节点文献
面向文景转换的中文浅层语义分析方法研究
Research on the Method of Chinese Shallow Semantic Parsing for Text-to Scene Conversion
【作者】 李世奇;
【导师】 赵铁军;
【作者基本信息】 哈尔滨工业大学 , 计算机应用技术, 2011, 博士
【摘要】 本文针对中文浅层语义分析中的关键问题展开了全面深入的研究。浅层语义分析是自然语言处理领域里的研究要点,基于语言学特征和统计机器学习的方法是目前浅层语义分析的主流方法,该方法中最关键的因素是特征的选择和机器学习方法的优化。
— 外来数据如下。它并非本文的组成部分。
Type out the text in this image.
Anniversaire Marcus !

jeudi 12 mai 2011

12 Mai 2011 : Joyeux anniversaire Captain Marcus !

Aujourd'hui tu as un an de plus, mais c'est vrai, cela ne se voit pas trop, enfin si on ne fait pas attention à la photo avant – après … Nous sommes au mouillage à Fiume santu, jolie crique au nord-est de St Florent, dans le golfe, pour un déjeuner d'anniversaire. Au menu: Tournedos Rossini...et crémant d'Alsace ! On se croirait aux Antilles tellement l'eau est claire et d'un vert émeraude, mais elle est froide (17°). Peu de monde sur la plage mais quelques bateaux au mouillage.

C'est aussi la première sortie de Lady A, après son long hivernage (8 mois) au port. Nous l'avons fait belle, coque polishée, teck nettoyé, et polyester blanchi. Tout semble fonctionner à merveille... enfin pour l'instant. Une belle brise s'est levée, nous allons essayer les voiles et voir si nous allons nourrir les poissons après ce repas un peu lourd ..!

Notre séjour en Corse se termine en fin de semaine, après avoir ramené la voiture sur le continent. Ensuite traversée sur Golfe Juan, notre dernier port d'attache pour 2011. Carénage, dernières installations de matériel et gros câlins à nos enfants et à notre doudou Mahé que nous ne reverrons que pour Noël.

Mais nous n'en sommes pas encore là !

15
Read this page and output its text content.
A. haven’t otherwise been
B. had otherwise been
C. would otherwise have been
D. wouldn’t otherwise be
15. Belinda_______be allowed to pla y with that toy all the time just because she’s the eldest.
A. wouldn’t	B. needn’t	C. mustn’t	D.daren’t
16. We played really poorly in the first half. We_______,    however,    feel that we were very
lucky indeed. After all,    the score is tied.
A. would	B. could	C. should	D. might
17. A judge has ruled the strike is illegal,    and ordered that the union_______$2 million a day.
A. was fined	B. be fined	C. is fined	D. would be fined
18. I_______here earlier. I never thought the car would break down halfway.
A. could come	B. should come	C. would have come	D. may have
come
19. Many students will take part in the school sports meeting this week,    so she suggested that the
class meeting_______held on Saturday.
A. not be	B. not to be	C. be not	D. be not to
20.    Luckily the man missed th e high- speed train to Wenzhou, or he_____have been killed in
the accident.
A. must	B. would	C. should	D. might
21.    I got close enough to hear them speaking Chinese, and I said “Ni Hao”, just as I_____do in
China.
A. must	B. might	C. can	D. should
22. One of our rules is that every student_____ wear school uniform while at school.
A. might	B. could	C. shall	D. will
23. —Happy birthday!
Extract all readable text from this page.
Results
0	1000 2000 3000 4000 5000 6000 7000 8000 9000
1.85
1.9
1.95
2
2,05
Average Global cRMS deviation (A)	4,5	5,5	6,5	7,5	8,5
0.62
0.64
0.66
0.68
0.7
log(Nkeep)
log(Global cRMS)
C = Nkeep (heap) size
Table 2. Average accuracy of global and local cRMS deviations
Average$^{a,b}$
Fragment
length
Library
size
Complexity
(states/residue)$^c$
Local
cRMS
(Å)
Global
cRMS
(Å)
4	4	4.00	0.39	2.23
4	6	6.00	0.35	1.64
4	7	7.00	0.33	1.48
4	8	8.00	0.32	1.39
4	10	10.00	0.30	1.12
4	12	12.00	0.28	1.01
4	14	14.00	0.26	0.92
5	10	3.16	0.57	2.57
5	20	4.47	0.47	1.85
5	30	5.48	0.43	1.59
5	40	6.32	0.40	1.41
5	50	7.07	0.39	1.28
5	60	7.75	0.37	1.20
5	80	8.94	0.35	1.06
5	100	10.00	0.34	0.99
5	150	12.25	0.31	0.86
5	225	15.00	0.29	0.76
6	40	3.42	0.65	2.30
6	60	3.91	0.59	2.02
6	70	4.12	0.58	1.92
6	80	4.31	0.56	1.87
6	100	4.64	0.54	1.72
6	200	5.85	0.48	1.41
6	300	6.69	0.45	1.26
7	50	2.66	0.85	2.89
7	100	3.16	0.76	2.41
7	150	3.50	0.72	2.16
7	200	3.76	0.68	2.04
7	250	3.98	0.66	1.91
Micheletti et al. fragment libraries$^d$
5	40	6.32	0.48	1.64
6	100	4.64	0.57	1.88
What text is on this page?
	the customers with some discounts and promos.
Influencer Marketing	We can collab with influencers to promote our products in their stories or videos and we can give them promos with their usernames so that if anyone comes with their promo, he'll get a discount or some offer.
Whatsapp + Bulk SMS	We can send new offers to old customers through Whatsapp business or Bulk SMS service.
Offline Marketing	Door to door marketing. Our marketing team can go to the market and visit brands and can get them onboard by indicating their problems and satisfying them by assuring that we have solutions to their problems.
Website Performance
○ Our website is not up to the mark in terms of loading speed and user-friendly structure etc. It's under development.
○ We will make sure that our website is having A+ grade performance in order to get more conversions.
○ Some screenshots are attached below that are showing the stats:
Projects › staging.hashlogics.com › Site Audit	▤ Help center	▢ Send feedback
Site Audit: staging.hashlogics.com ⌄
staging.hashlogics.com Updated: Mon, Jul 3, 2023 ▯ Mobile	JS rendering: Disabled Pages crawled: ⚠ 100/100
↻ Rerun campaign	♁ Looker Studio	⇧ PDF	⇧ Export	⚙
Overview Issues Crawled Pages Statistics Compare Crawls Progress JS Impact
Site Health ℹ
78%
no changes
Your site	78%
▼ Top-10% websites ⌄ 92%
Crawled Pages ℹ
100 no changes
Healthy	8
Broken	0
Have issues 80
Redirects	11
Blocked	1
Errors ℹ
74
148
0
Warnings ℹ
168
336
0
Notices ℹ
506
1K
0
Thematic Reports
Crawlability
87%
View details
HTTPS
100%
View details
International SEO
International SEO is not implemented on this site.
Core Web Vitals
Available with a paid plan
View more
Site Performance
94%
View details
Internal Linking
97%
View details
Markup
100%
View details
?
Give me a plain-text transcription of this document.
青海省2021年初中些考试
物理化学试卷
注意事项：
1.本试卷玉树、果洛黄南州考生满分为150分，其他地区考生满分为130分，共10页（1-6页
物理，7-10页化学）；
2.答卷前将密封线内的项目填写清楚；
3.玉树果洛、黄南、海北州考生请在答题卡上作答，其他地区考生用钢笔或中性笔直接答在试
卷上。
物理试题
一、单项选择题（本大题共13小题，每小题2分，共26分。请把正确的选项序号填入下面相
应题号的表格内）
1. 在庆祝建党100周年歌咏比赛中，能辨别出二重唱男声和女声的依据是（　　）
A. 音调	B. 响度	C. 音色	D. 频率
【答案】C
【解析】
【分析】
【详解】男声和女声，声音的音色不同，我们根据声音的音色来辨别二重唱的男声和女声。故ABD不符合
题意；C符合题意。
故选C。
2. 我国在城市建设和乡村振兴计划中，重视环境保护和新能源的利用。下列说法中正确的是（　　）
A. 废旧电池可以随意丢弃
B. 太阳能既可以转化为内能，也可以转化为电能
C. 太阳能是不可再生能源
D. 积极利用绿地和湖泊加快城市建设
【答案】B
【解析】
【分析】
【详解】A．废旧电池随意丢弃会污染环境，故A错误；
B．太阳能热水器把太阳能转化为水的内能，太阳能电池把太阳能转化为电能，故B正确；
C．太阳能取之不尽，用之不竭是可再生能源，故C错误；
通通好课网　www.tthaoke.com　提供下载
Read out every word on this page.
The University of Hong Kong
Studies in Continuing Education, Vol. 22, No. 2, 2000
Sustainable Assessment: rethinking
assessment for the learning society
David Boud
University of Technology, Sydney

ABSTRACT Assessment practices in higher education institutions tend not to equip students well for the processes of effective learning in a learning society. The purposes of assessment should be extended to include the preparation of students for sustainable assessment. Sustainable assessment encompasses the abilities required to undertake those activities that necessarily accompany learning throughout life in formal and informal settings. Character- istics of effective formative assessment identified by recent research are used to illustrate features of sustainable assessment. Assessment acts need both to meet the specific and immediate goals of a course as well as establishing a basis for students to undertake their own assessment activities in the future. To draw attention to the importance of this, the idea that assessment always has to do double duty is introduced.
另外,本文中的浅层语义分析主要面向文景转换这项应用任务,文景转换是指把自然语言文本通过计算机自动转换成为相应的场景或动画,是一门具有重要理论和实际意义的新兴研究方向。本文首先对文景转换中必要的共指消解模块进行了研究;然后从特征选择角度对浅层语义分析方法进行了探索,发掘出在浅层语义分析中具有较强区分能力的句法特征;接着提出一种组合分类模型的方法对浅层语义分析进行完善;最后提出一种基于计算认知模型的方法,从更深层面对中文浅层语义分析进行了探索。具体地说,本文主要包括以下研究内容:(1)首先提出一种基于自适应谐振理论(ART)网络的无指导中文名词短语共指消解方法。该方法充分利用了名词短语自身特征,通过调整ART网络模型中的参数动态地控制聚类数量,有效解决了目前聚类共指消解中输出类别数目难以确定这一难题。另外聚类算法中还采用了一种基于信息增益率的特征选择方法,减少了区分度较弱特征给聚类所带来的干扰。该方法在保证了共指消解准确率的前提下,具有较好的可移植性和鲁棒性,突破了目前文景转换中的浅层语义分析在预处理阶段的主要障碍。(2)本文从语言学特征层面深入地研究了中文浅层语义分析,提出一种基于多重句法特征的中文浅层语义分析方法。现有研究表明,对特征集合进行改进是目前提高浅层语义分析性能最有效的方法。本文提出将短语结构句法和依存句法两种类型的句法特征进行融合,为浅层语义分析提供了更加丰富和互补的句法信息。然后在这两个句法特征集合基础上,提出一种基于统计的组合特征选择方法,根据各个特征在语料库中的分布状况,快速有效地筛选出适于各分类阶段的组合特征。最后利用短语结构句法特征、依存句法特征以及在前两者基础上构造的组合特征进行语义分析相关的分类。实验表明,本文提出的多重句法特征集合能够有效地提高中文浅层语义分析的性能,在正确句法分析以及自动句法分析条件下均取得了较好的效果。(3)提出了一种基于组合分类模型的中文浅层语义分析方法,从优化机器学习方法的层面进一步对浅层语义分析进行完善。本文在前面提出的多重句法特征集合基础上,采用五种机器学习方法:K近邻、决策树、感知器、最大熵以及支持向量机,在训练语料上构造了五个语义角色分类模型,作为组合模型中的基本单元。接着通过一种输入相关的选通系统将五个基本分类模型有机地整合到一起,通过调整选通系统中的参数协调各个基本分类模型,控制组合模型的输出结果。最后采用EM算法在训练语料上对选通系统中的参数进行学习,在通用语料库上进行了相关的训练和测试,结果表明该方法能够显著地提高中文语义角色分析的效果。(4)最后,本文提出了探索性的基于计算认知模型的中文浅层语义分析方法,以认知理论为基本依据,通过模拟人类的语言理解过程,从本质上来研究中文浅层语义分析。首先设计了一种面向计算认知模型和文景转换的命题语义表示形式,这种命题形式能够简单高效地表达自然语言中蕴涵的语义信息。本文将该命题形式作为认知模型中的基本单元,然后在认知模型网络上模拟人脑中神经元的扩散激活机制,使符合上下文约束的命题节点不断被加强,不符合上下文约束的节点逐渐被削弱,根据当网络达到稳定状态时的最终激活命题节点,即可还原出谓词相关的语义分析结果。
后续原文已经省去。